Diyarbakır Barosu yöneticileri hakkında TCK 301’inci Madde’den dava açılması, Türkiye’de bir ilki oluşturdu. Hatırlanacağı üzere geçmişte şahıslar hakkında dava açılmış Hrant Dink’in öldürülmesinden sonra ise bu maddeden dava açmak Adalet Bakanlığı’nın iznine bağlanmıştı. 

Savcı beraat talep etti
Yargılamanın 21 Şubat tarihli duruşmasında, henüz tüm sanık savunmaları tamamlanmamış olmasına rağmen sürpriz bir şekilde mahkeme heyetine esas hakkındaki mütalaasını sunan iddia makamı, sanıkların tümü hakkında beraat talep etti.

Savcılık mütalaasında beraat taleplerinin gerekçesi olarak şunları kaydetti: 

“Her ne kadar Diyarbakır Barosu’na bağlı olarak avukatlık yapan sanıklar, Ahmet Dağ, Ahmet Özmen, Cihan Ülsen, İmran Gökdere, Mahsum Batı, Muhammed Neşet Girasun, Nahit Eren, Nuşin Uysal Ekinci, Serhat Eren, Sertaç Buluttekin, Velat Alan hakkında ‘Türk milletini, Türkiye Cumhuriyeti devletini, Türkiye Büyük Millet Meclisini, Türkiye Cumhuriyeti hükümetini ve devletin yargı organlarını alenen aşağılama” ve ‘Halkı kin ve düşmanlığa alenen tahrik etme’ suçunu işlediklerinden bahisle cezalandırılmaları istemiyle kamu davası açılmış ise de;  yapılan yargılama, toplanan deliller ve tüm dosya kapsamı dikkate alındığında, kullanılan ifadelerin kamu güvenliği açısından açık ve yakın bir tehlikeyi ortaya çıkarmadığı, cebir, şiddet veya tehdit içermediği, yerleşik Yargıtay kararlarında da belirtildiği gibi ‘ifade özgürlüğü sadece memnuniyetle karşılanan, zararsız veya önemsiz sayılan insanların kayıtsız kalabileceği bilgi ve fikirler için değil, aynı zamanda demokratik toplumu şekillendiren çoğulculuğun, hoşgörünün ve geniş fikirliliğin doğasında bulunan bir gereklilik olarak saldırgan, şok eden, rahatsızlık veren veya ayrılık yaratabilen fikirler için de uygulanabilmelidir’ kararı ışığında da bu kullanılan ifadelerin ifade özgürlüğü kapsamında değerlendirilmesi gerektiği, bu sebeple sanıkların üzerine atılı suçların unsurları bakımından oluşmadığı anlaşıldığından, CMK'nin 223/2-a maddesi gereğince atılı suçlardan sanıkların ayrı ayrı beraatlarına karar verilmesi kamu adına talep ve mütalaa olunur”

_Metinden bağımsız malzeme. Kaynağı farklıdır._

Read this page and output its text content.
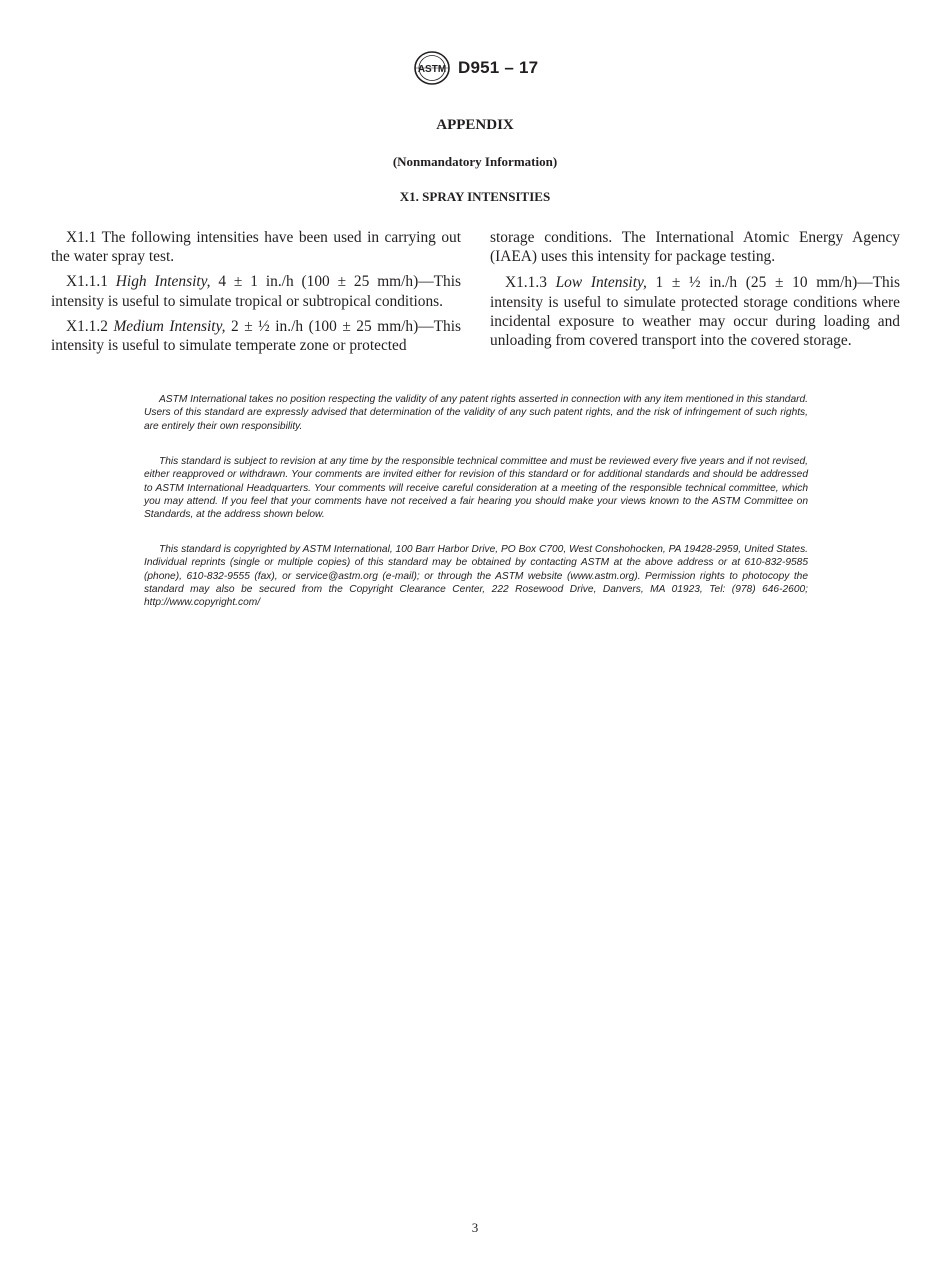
ASTM D951 – 17
APPENDIX
(Nonmandatory Information)
X1. SPRAY INTENSITIES

X1.1 The following intensities have been used in carrying out the water spray test.

X1.1.1 High Intensity, 4 ± 1 in./h (100 ± 25 mm/h)—This intensity is useful to simulate tropical or subtropical conditions.

X1.1.2 Medium Intensity, 2 ± ½ in./h (100 ± 25 mm/h)—This intensity is useful to simulate temperate zone or protected

storage conditions. The International Atomic Energy Agency (IAEA) uses this intensity for package testing.

X1.1.3 Low Intensity, 1 ± ½ in./h (25 ± 10 mm/h)—This intensity is useful to simulate protected storage conditions where incidental exposure to weather may occur during loading and unloading from covered transport into the covered storage.

ASTM International takes no position respecting the validity of any patent rights asserted in connection with any item mentioned in this standard. Users of this standard are expressly advised that determination of the validity of any such patent rights, and the risk of infringement of such rights, are entirely their own responsibility.

This standard is subject to revision at any time by the responsible technical committee and must be reviewed every five years and if not revised, either reapproved or withdrawn. Your comments are invited either for revision of this standard or for additional standards and should be addressed to ASTM International Headquarters. Your comments will receive careful consideration at a meeting of the responsible technical committee, which you may attend. If you feel that your comments have not received a fair hearing you should make your views known to the ASTM Committee on Standards, at the address shown below.

This standard is copyrighted by ASTM International, 100 Barr Harbor Drive, PO Box C700, West Conshohocken, PA 19428-2959, United States. Individual reprints (single or multiple copies) of this standard may be obtained by contacting ASTM at the above address or at 610-832-9585 (phone), 610-832-9555 (fax), or service@astm.org (e-mail); or through the ASTM website (www.astm.org). Permission rights to photocopy the standard may also be secured from the Copyright Clearance Center, 222 Rosewood Drive, Danvers, MA 01923, Tel: (978) 646-2600; http://www.copyright.com/

3
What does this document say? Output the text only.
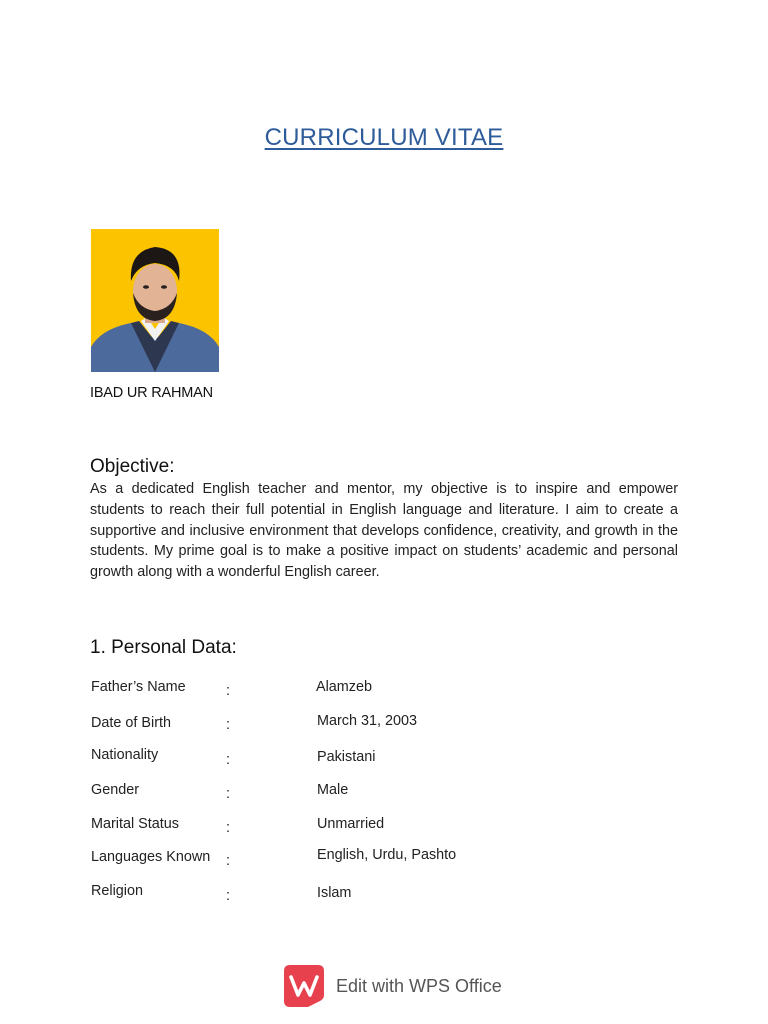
CURRICULUM VITAE
IBAD UR RAHMAN
Objective:
As a dedicated English teacher and mentor, my objective is to inspire and empower students to reach their full potential in English language and literature. I aim to create a supportive and inclusive environment that develops confidence, creativity, and growth in the students. My prime goal is to make a positive impact on students’ academic and personal growth along with a wonderful English career.
1. Personal Data:
Father’s Name	:	Alamzeb
Date of Birth	:	March 31, 2003
Nationality	:	Pakistani
Gender	:	Male
Marital Status	:	Unmarried
Languages Known :	English, Urdu, Pashto
Religion	:	Islam
Edit with WPS Office
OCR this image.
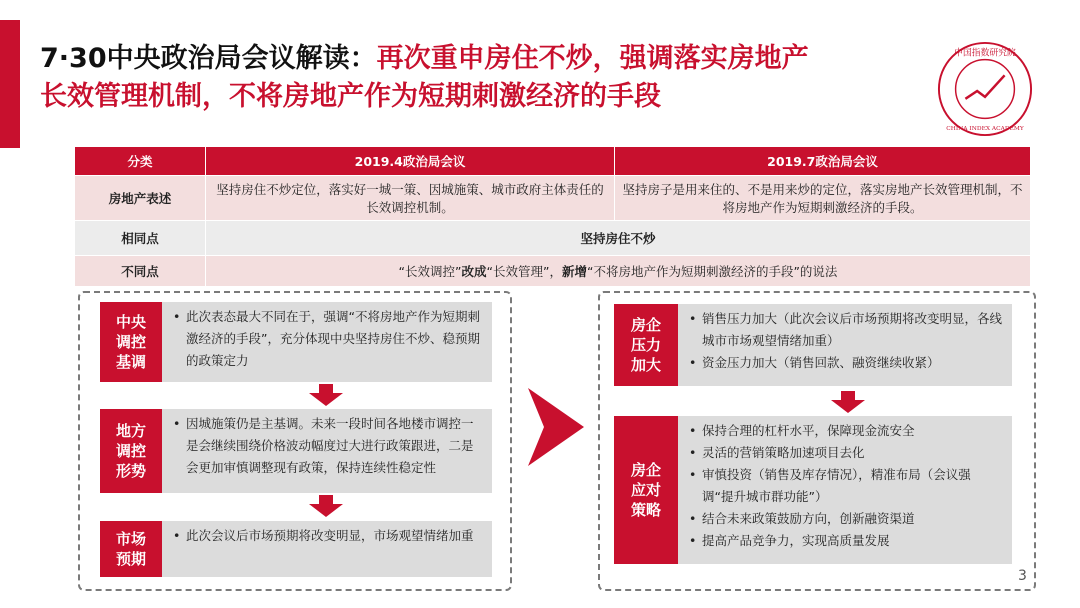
7·30中央政治局会议解读：再次重申房住不炒，强调落实房地产
长效管理机制，不将房地产作为短期刺激经济的手段
中国指数研究院
CHINA INDEX ACADEMY
分类	2019.4政治局会议	2019.7政治局会议
房地产表述	坚持房住不炒定位，落实好一城一策、因城施策、城市政府主体责任的长效调控机制。	坚持房子是用来住的、不是用来炒的定位，落实房地产长效管理机制，不将房地产作为短期刺激经济的手段。
相同点	坚持房住不炒	
不同点	“长效调控”改成“长效管理”，新增“不将房地产作为短期刺激经济的手段”的说法	
中央
调控
基调
• 此次表态最大不同在于，强调“不将房地产作为短期刺激经济的手段”，充分体现中央坚持房住不炒、稳预期的政策定力
地方
调控
形势
• 因城施策仍是主基调。未来一段时间各地楼市调控一是会继续围绕价格波动幅度过大进行政策跟进，二是会更加审慎调整现有政策，保持连续性稳定性
市场
预期
• 此次会议后市场预期将改变明显，市场观望情绪加重
房企
压力
加大
• 销售压力加大（此次会议后市场预期将改变明显，各线城市市场观望情绪加重）
• 资金压力加大（销售回款、融资继续收紧）
房企
应对
策略
• 保持合理的杠杆水平，保障现金流安全
• 灵活的营销策略加速项目去化
• 审慎投资（销售及库存情况），精准布局（会议强调“提升城市群功能”）
• 结合未来政策鼓励方向，创新融资渠道
• 提高产品竞争力，实现高质量发展
3
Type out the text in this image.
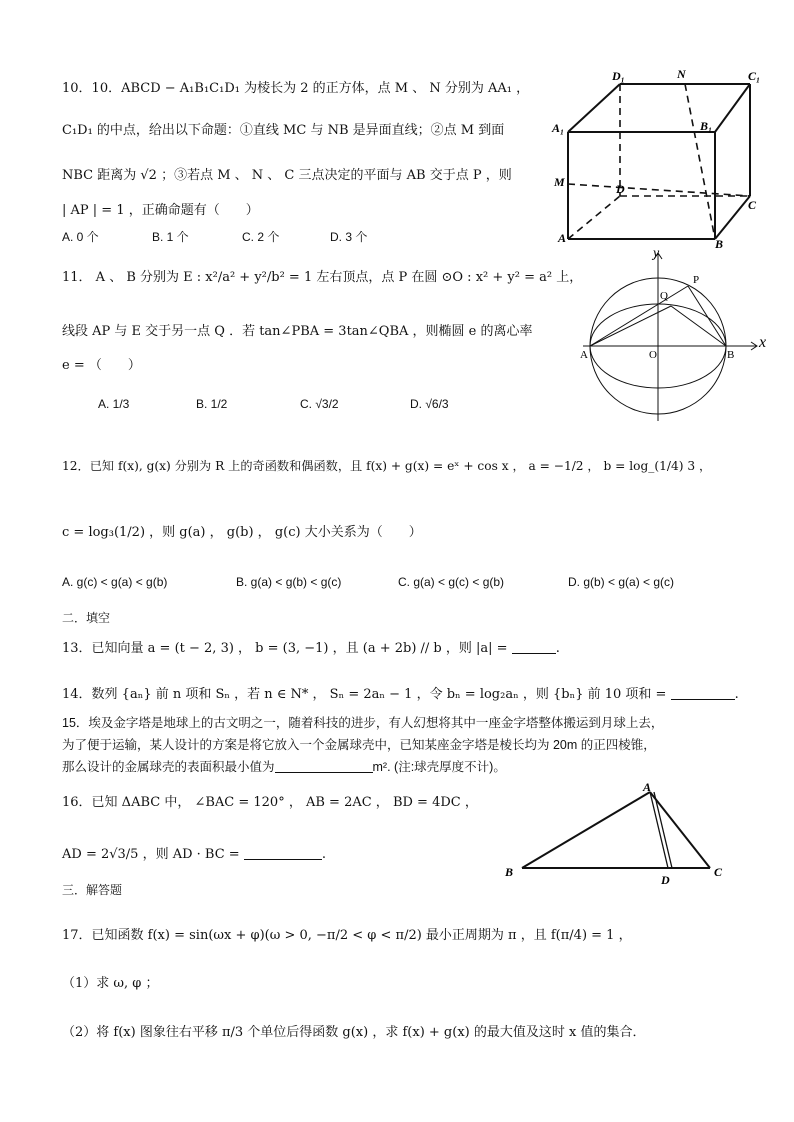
10．10．ABCD − A₁B₁C₁D₁ 为棱长为 2 的正方体，点 M 、 N 分别为 AA₁ ，
C₁D₁ 的中点，给出以下命题：①直线 MC 与 NB 是异面直线；②点 M 到面
NBC 距离为 √2 ；③若点 M 、 N 、 C 三点决定的平面与 AB 交于点 P ，则
| AP | = 1 ，正确命题有（　　）
A. 0 个	B. 1 个	C. 2 个	D. 3 个
D₁	N	C₁
A₁	B₁
M	D
C
A	B
11． A 、 B 分别为 E : x²/a² + y²/b² = 1 左右顶点，点 P 在圆 ⊙O : x² + y² = a² 上，
线段 AP 与 E 交于另一点 Q ．若 tan∠PBA = 3tan∠QBA ，则椭圆 e 的离心率
e = （　　）
A. 1/3	B. 1/2	C. √3/2	D. √6/3
y
P
Q
x
A	O	B
12．已知 f(x), g(x) 分别为 R 上的奇函数和偶函数，且 f(x) + g(x) = eˣ + cos x ， a = −1/2 ， b = log_(1/4) 3 ，
c = log₃(1/2) ，则 g(a) ， g(b) ， g(c) 大小关系为（　　）
A. g(c) < g(a) < g(b)	B. g(a) < g(b) < g(c)	C. g(a) < g(c) < g(b)	D. g(b) < g(a) < g(c)
二．填空
13．已知向量 a = (t − 2, 3) ， b = (3, −1) ，且 (a + 2b) // b ，则 |a| =	.
14．数列 {aₙ} 前 n 项和 Sₙ ，若 n ∈ N* ， Sₙ = 2aₙ − 1 ，令 bₙ = log₂aₙ ，则 {bₙ} 前 10 项和 =	.
15．埃及金字塔是地球上的古文明之一，随着科技的进步，有人幻想将其中一座金字塔整体搬运到月球上去，
为了便于运输，某人设计的方案是将它放入一个金属球壳中，已知某座金字塔是棱长均为 20m 的正四棱锥，
那么设计的金属球壳的表面积最小值为	m². (注:球壳厚度不计)。
16．已知 ΔABC 中， ∠BAC = 120° ， AB = 2AC ， BD = 4DC ，
AD = 2√3/5 ，则 AD · BC =	.
A
B
D
C
三．解答题
17．已知函数 f(x) = sin(ωx + φ)(ω > 0, −π/2 < φ < π/2) 最小正周期为 π ，且 f(π/4) = 1 ，
（1）求 ω, φ ；
（2）将 f(x) 图象往右平移 π/3 个单位后得函数 g(x) ，求 f(x) + g(x) 的最大值及这时 x 值的集合．
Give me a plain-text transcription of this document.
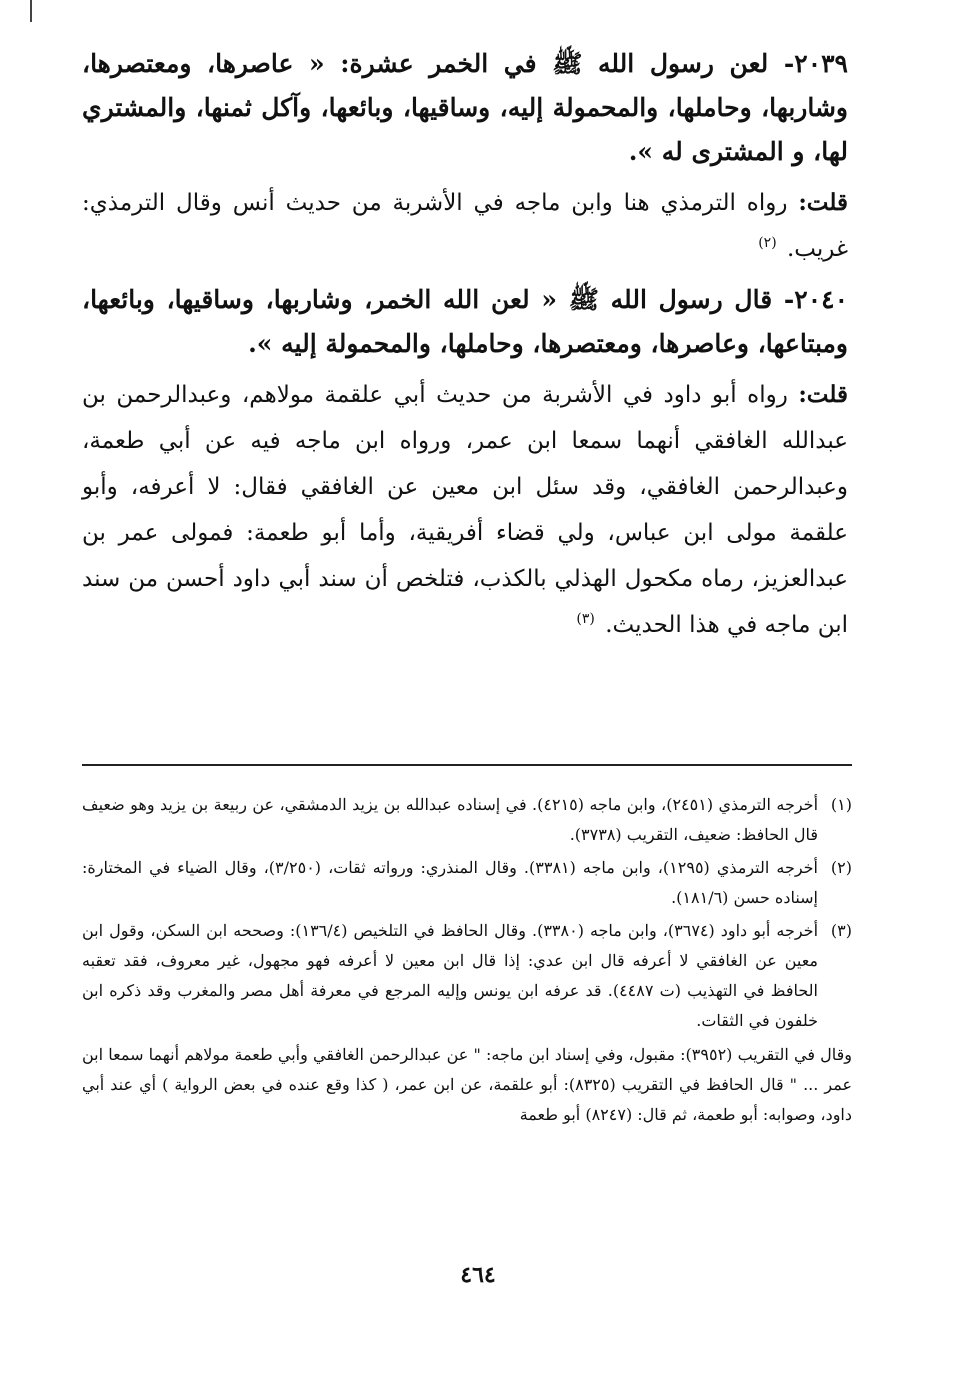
٢٠٣٩- لعن رسول الله ﷺ في الخمر عشرة: « عاصرها، ومعتصرها، وشاربها، وحاملها، والمحمولة إليه، وساقيها، وبائعها، وآكل ثمنها، والمشتري لها، و المشترى له ».

قلت: رواه الترمذي هنا وابن ماجه في الأشربة من حديث أنس وقال الترمذي: غريب. $^{(٢)}$

٢٠٤٠- قال رسول الله ﷺ « لعن الله الخمر، وشاربها، وساقيها، وبائعها، ومبتاعها، وعاصرها، ومعتصرها، وحاملها، والمحمولة إليه ».

قلت: رواه أبو داود في الأشربة من حديث أبي علقمة مولاهم، وعبدالرحمن بن عبدالله الغافقي أنهما سمعا ابن عمر، ورواه ابن ماجه فيه عن أبي طعمة، وعبدالرحمن الغافقي، وقد سئل ابن معين عن الغافقي فقال: لا أعرفه، وأبو علقمة مولى ابن عباس، ولي قضاء أفريقية، وأما أبو طعمة: فمولى عمر بن عبدالعزيز، رماه مكحول الهذلي بالكذب، فتلخص أن سند أبي داود أحسن من سند ابن ماجه في هذا الحديث. $^{(٣)}$

(١)
أخرجه الترمذي (٢٤٥١)، وابن ماجه (٤٢١٥). في إسناده عبدالله بن يزيد الدمشقي، عن ربيعة بن يزيد وهو ضعيف قال الحافظ: ضعيف، التقريب (٣٧٣٨).

(٢)
أخرجه الترمذي (١٢٩٥)، وابن ماجه (٣٣٨١). وقال المنذري: ورواته ثقات، (٣/٢٥٠)، وقال الضياء في المختارة: إسناده حسن (١٨١/٦).

(٣)
أخرجه أبو داود (٣٦٧٤)، وابن ماجه (٣٣٨٠). وقال الحافظ في التلخيص (١٣٦/٤): وصححه ابن السكن، وقول ابن معين عن الغافقي لا أعرفه قال ابن عدي: إذا قال ابن معين لا أعرفه فهو مجهول، غير معروف، فقد تعقبه الحافظ في التهذيب (ت ٤٤٨٧). قد عرفه ابن يونس وإليه المرجع في معرفة أهل مصر والمغرب وقد ذكره ابن خلفون في الثقات.

وقال في التقريب (٣٩٥٢): مقبول، وفي إسناد ابن ماجه: " عن عبدالرحمن الغافقي وأبي طعمة مولاهم أنهما سمعا ابن عمر ... " قال الحافظ في التقريب (٨٣٢٥): أبو علقمة، عن ابن عمر، ( كذا وقع عنده في بعض الرواية ) أي عند أبي داود، وصوابه: أبو طعمة، ثم قال: (٨٢٤٧) أبو طعمة

٤٦٤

Diyarbakır 13'üncü Ağır Ceza Mahkemesi mütalaa sonrası, Türk Ceza Kanunu’nun (TCK) 301'inci maddesi uyarınca “Türk milletini, Türkiye Cumhuriyeti devletini, devletin kurum ve organlarını aşağılama” ve 216. maddesi uyarınca “halkı kin ve düşmanlığa tahrik etme” suçlamalarında bulunulan baro yöneticilerinin tümü hakkında beraat kararı verdi.

Ahmet Özmen twitter hesabından yaptığı açıklamada “Baro  başkanlığı  yaptığım  dönemdeki faaliyetlerimiz ve insan hakları çalışmalarımız nedeniyle TCK 301 ve 216. maddelerinden yargılandığımız davadan CMK 223/2 -a maddesi uyarınca  beraat ettik. Bu süreçte desteklerini esirgemeyen tüm  dostlara ve meslektaşlarıma teşekkür ederim” dedi.